We have just started working on an Australian Research Council Discovery Grant titled ‘Do Language Boundaries Stabilise Ethnic Boundaries?’. In this project, I will be working with postgraduate students in the Laos wilderness to describe three minority languages of the country. The languages are spoken by small populations that are in close contact with each other, but that maintain clear distinctions in language and ethnic identity. We want to understand the linguistic diversity of the area and how the maintenance of language distinctions relates to the maintenance of ethnic distinctions. We are also collaborating with colleagues from Bangkok and Hong Kong.

In another project, I am head of a Sydney Research Excellence Initiative 2020 (SREI 2020) grant known as the Post Truth Initiative. With a range of incredible colleagues from across my faculty and beyond, we are looking at today’s crisis of rational discourse and the range of post-truth phenomena known by names such as alternative facts, fake news, propaganda, and bullshit. 

Why is it important to identify bullshit?
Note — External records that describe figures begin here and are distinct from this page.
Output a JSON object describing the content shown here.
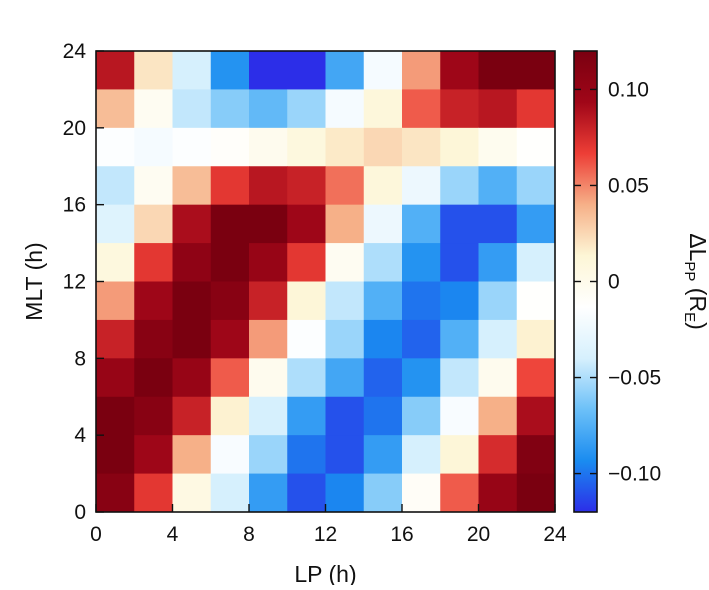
{
  "chart_data": {
    "type": "heatmap",
    "xlabel": "LP (h)",
    "ylabel": "MLT (h)",
    "colorbar_label": "ΔL",
    "colorbar_label_sub": "PP",
    "colorbar_unit": " (R",
    "colorbar_unit_sub": "E",
    "colorbar_unit_close": ")",
    "xlim": [
      0,
      24
    ],
    "ylim": [
      0,
      24
    ],
    "xticks": [
      0,
      4,
      8,
      12,
      16,
      20,
      24
    ],
    "yticks": [
      0,
      4,
      8,
      12,
      16,
      20,
      24
    ],
    "clim": [
      -0.12,
      0.12
    ],
    "colorbar_ticks": [
      {
        "value": 0.1,
        "label": "0.10"
      },
      {
        "value": 0.05,
        "label": "0.05"
      },
      {
        "value": 0.0,
        "label": "0"
      },
      {
        "value": -0.05,
        "label": "−0.05"
      },
      {
        "value": -0.1,
        "label": "−0.10"
      }
    ],
    "colormap": [
      "#2c2ee8",
      "#1a8cf0",
      "#6cc0f8",
      "#d6f0fd",
      "#ffffff",
      "#fdf6d6",
      "#f6b088",
      "#ed3e36",
      "#a00618",
      "#7a0010"
    ],
    "cell_size": 2,
    "rows_top_to_bottom": [
      [
        0.085,
        0.02,
        -0.04,
        -0.09,
        -0.12,
        -0.12,
        -0.08,
        -0.02,
        0.045,
        0.095,
        0.125,
        0.125
      ],
      [
        0.035,
        -0.005,
        -0.045,
        -0.06,
        -0.07,
        -0.055,
        -0.02,
        0.01,
        0.06,
        0.08,
        0.085,
        0.07
      ],
      [
        -0.015,
        -0.02,
        -0.015,
        -0.01,
        -0.002,
        0.008,
        0.018,
        0.025,
        0.02,
        0.012,
        -0.003,
        -0.012
      ],
      [
        -0.045,
        -0.005,
        0.035,
        0.07,
        0.085,
        0.08,
        0.055,
        0.01,
        -0.025,
        -0.055,
        -0.075,
        -0.055
      ],
      [
        -0.035,
        0.025,
        0.09,
        0.12,
        0.12,
        0.095,
        0.04,
        -0.025,
        -0.075,
        -0.11,
        -0.11,
        -0.085
      ],
      [
        0.008,
        0.07,
        0.105,
        0.12,
        0.1,
        0.07,
        -0.005,
        -0.05,
        -0.09,
        -0.11,
        -0.085,
        -0.04
      ],
      [
        0.045,
        0.095,
        0.12,
        0.11,
        0.08,
        0.012,
        -0.045,
        -0.075,
        -0.1,
        -0.095,
        -0.055,
        -0.012
      ],
      [
        0.08,
        0.11,
        0.12,
        0.095,
        0.045,
        -0.015,
        -0.055,
        -0.095,
        -0.105,
        -0.075,
        -0.04,
        0.015
      ],
      [
        0.1,
        0.12,
        0.1,
        0.06,
        -0.002,
        -0.05,
        -0.08,
        -0.105,
        -0.09,
        -0.045,
        -0.002,
        0.065
      ],
      [
        0.125,
        0.11,
        0.08,
        0.015,
        -0.04,
        -0.085,
        -0.11,
        -0.1,
        -0.06,
        -0.018,
        0.04,
        0.09
      ],
      [
        0.125,
        0.095,
        0.04,
        -0.018,
        -0.055,
        -0.1,
        -0.11,
        -0.085,
        -0.04,
        0.012,
        0.075,
        0.115
      ],
      [
        0.11,
        0.07,
        0.005,
        -0.04,
        -0.085,
        -0.11,
        -0.095,
        -0.06,
        -0.008,
        0.06,
        0.1,
        0.125
      ]
    ]
  }
}
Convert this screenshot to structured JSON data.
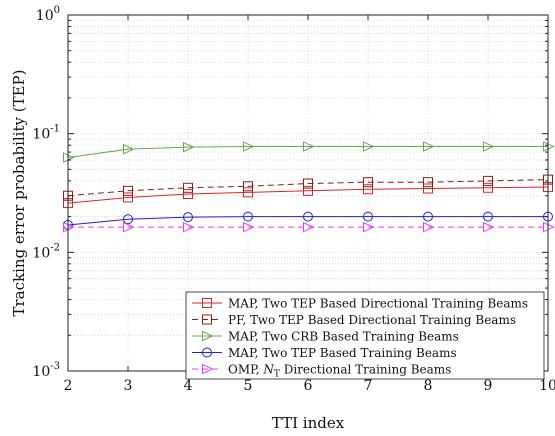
{
  "chart_data": {
    "type": "line",
    "xlabel": "TTI index",
    "ylabel": "Tracking error probability (TEP)",
    "x": [
      2,
      3,
      4,
      5,
      6,
      7,
      8,
      9,
      10
    ],
    "xlim": [
      2,
      10
    ],
    "ylim": [
      0.001,
      1
    ],
    "yscale": "log",
    "grid": true,
    "legend_position": "bottom-right",
    "x_ticks": [
      "2",
      "3",
      "4",
      "5",
      "6",
      "7",
      "8",
      "9",
      "10"
    ],
    "y_ticks": [
      {
        "base": "10",
        "exp": "-3",
        "value": 0.001
      },
      {
        "base": "10",
        "exp": "-2",
        "value": 0.01
      },
      {
        "base": "10",
        "exp": "-1",
        "value": 0.1
      },
      {
        "base": "10",
        "exp": "0",
        "value": 1
      }
    ],
    "series": [
      {
        "name": "MAP, Two TEP Based Directional Training Beams",
        "color": "#d62728",
        "dash": "solid",
        "marker": "square",
        "values": [
          0.026,
          0.029,
          0.031,
          0.032,
          0.033,
          0.034,
          0.0345,
          0.035,
          0.0355
        ]
      },
      {
        "name": "PF,     Two TEP Based Directional Training Beams",
        "color": "#8b1a1a",
        "dash": "dashed",
        "marker": "square",
        "values": [
          0.03,
          0.033,
          0.035,
          0.036,
          0.038,
          0.039,
          0.039,
          0.04,
          0.041
        ]
      },
      {
        "name": "MAP, Two CRB Based Training Beams",
        "color": "#6aa84f",
        "dash": "solid",
        "marker": "triangle-right",
        "values": [
          0.063,
          0.074,
          0.077,
          0.078,
          0.078,
          0.078,
          0.078,
          0.078,
          0.078
        ]
      },
      {
        "name": "MAP, Two TEP Based Training Beams",
        "color": "#1f1fd6",
        "dash": "solid",
        "marker": "circle",
        "values": [
          0.017,
          0.019,
          0.0198,
          0.02,
          0.02,
          0.02,
          0.02,
          0.02,
          0.02
        ]
      },
      {
        "name": "OMP, N_T Directional Training Beams",
        "legend_prefix": "OMP, ",
        "legend_symbol_main": "N",
        "legend_symbol_sub": "T",
        "legend_suffix": " Directional Training Beams",
        "color": "#e83de8",
        "dash": "dashed",
        "marker": "triangle-right",
        "values": [
          0.0163,
          0.0163,
          0.0163,
          0.0163,
          0.0163,
          0.0163,
          0.0163,
          0.0163,
          0.0163
        ]
      }
    ]
  }
}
Bullshit is awful. It is poison. Human nature is such that we mostly take others’ statements in good faith, and when we speak without concern for the truth we are abusing that good faith. Good decision-making depends on having reliable starting assumptions, and the spread of misinformation, myths, lies, and deceit not only compromises good thinking, it devalues the coin of rational discourse. We need to confront bullshit wherever it is found, especially in public discourse, and we need to strive to make sure that it is regarded as the pollutant that it truly is. In our SREI 2020 project, we are looking at a range of ways to understand and confront the problem, drawing on philosophy, communications, political science, linguistics, and more. In the ‘bullshit detector’ project, we are using tools from linguistics and information technologies to develop a tool that automatically alerts us to the signals of deceptive talk. It’s a hard problem!
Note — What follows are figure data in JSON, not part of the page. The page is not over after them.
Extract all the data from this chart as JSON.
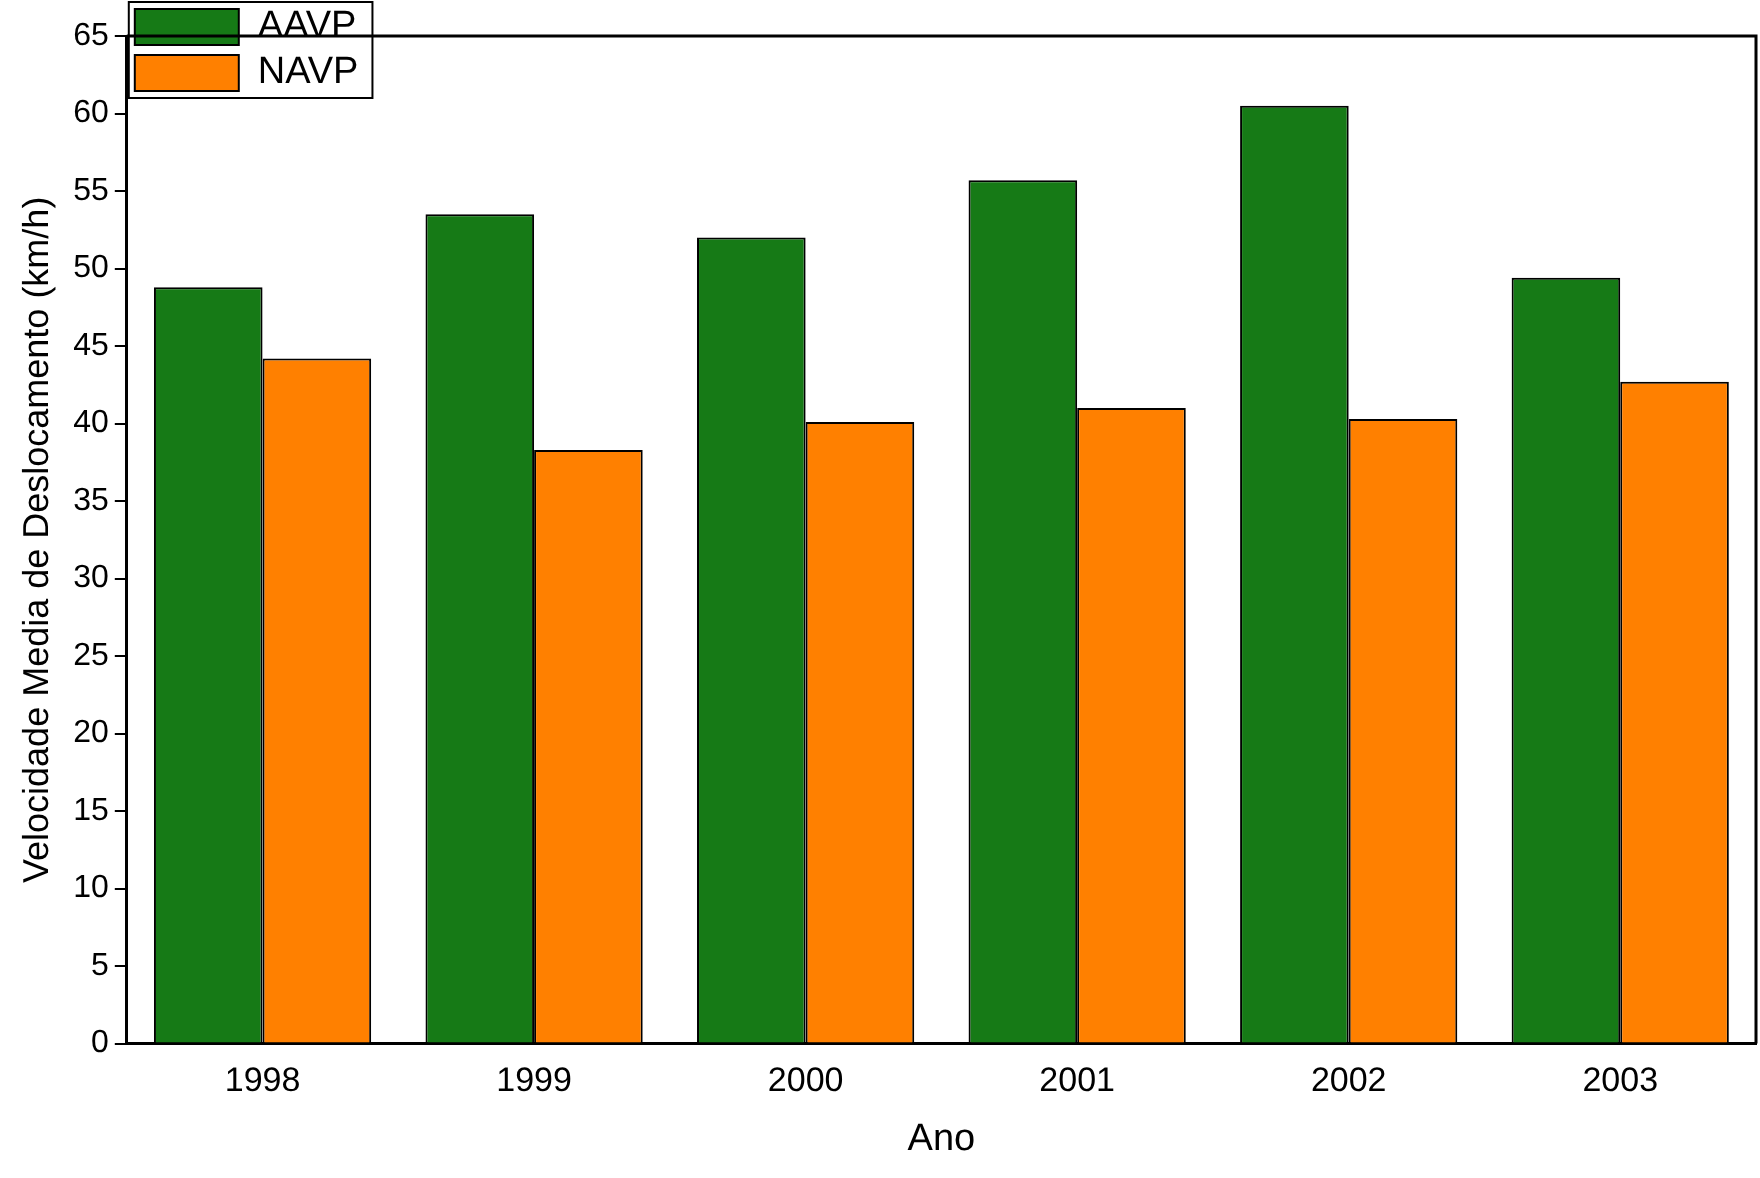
{
  "chart_data": {
    "type": "bar",
    "xlabel": "Ano",
    "ylabel": "Velocidade Media de Deslocamento (km/h)",
    "categories": [
      "1998",
      "1999",
      "2000",
      "2001",
      "2002",
      "2003"
    ],
    "series": [
      {
        "name": "AAVP",
        "color": "#167a16",
        "values": [
          48.8,
          53.5,
          52.0,
          55.7,
          60.5,
          49.4
        ]
      },
      {
        "name": "NAVP",
        "color": "#ff8000",
        "values": [
          44.2,
          38.3,
          40.1,
          41.0,
          40.3,
          42.7
        ]
      }
    ],
    "ylim": [
      0,
      65
    ],
    "yticks": [
      0,
      5,
      10,
      15,
      20,
      25,
      30,
      35,
      40,
      45,
      50,
      55,
      60,
      65
    ],
    "grid": false,
    "legend": "top left"
  }
}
What’s interesting about the variations of English around the world, especially Australian English?

Like all languages, English shows variation across the communities that speak it, and it is constantly changing and evolving. English, is, of course, a special case because it is so dominant globally, and it is so well-studied. Australian English reflects a history of population movement and modern dynamics and values in this country. One notable thing about Australian English is that despite the size of the country, there is much less variation in accent here than in other English-speaking areas, such as North America or the United Kingdom. Still, there are subtleties: compare a Sydney and an Adelaide native’s pronunciation of ‘shower’ or ‘wool’, or ask a native Melbournian to tell you the difference between ‘salary’ and ‘celery’. While English is undoubtedly fascinating, we teach linguistics students that English is just another of the world’s 6000 or so languages. If you think English is the model for everything interesting about language, you ain’t seen nothing yet!

Where has your research taken you?

I specialise in mainland southeast Asian languages. My research has taken me to many far-flung villages of mainland southeast Asia over the years, mostly in Laos, but also in Cambodia, Vietnam, and southern China. Since the 1990s, I have trekked with tape recorders and video cameras to gather data on languages spoken by small, isolated groups. When I started working in my current field site near the Laos-Vietnam border, the village was separated from the nearest road access by a 14-hour hike through upland forest in one of the most biodiverse tracts of land in mainland southeast Asia. With rapid economic development, access is quickly changing, but still my work takes me to some of the most beautiful and intriguing places I know.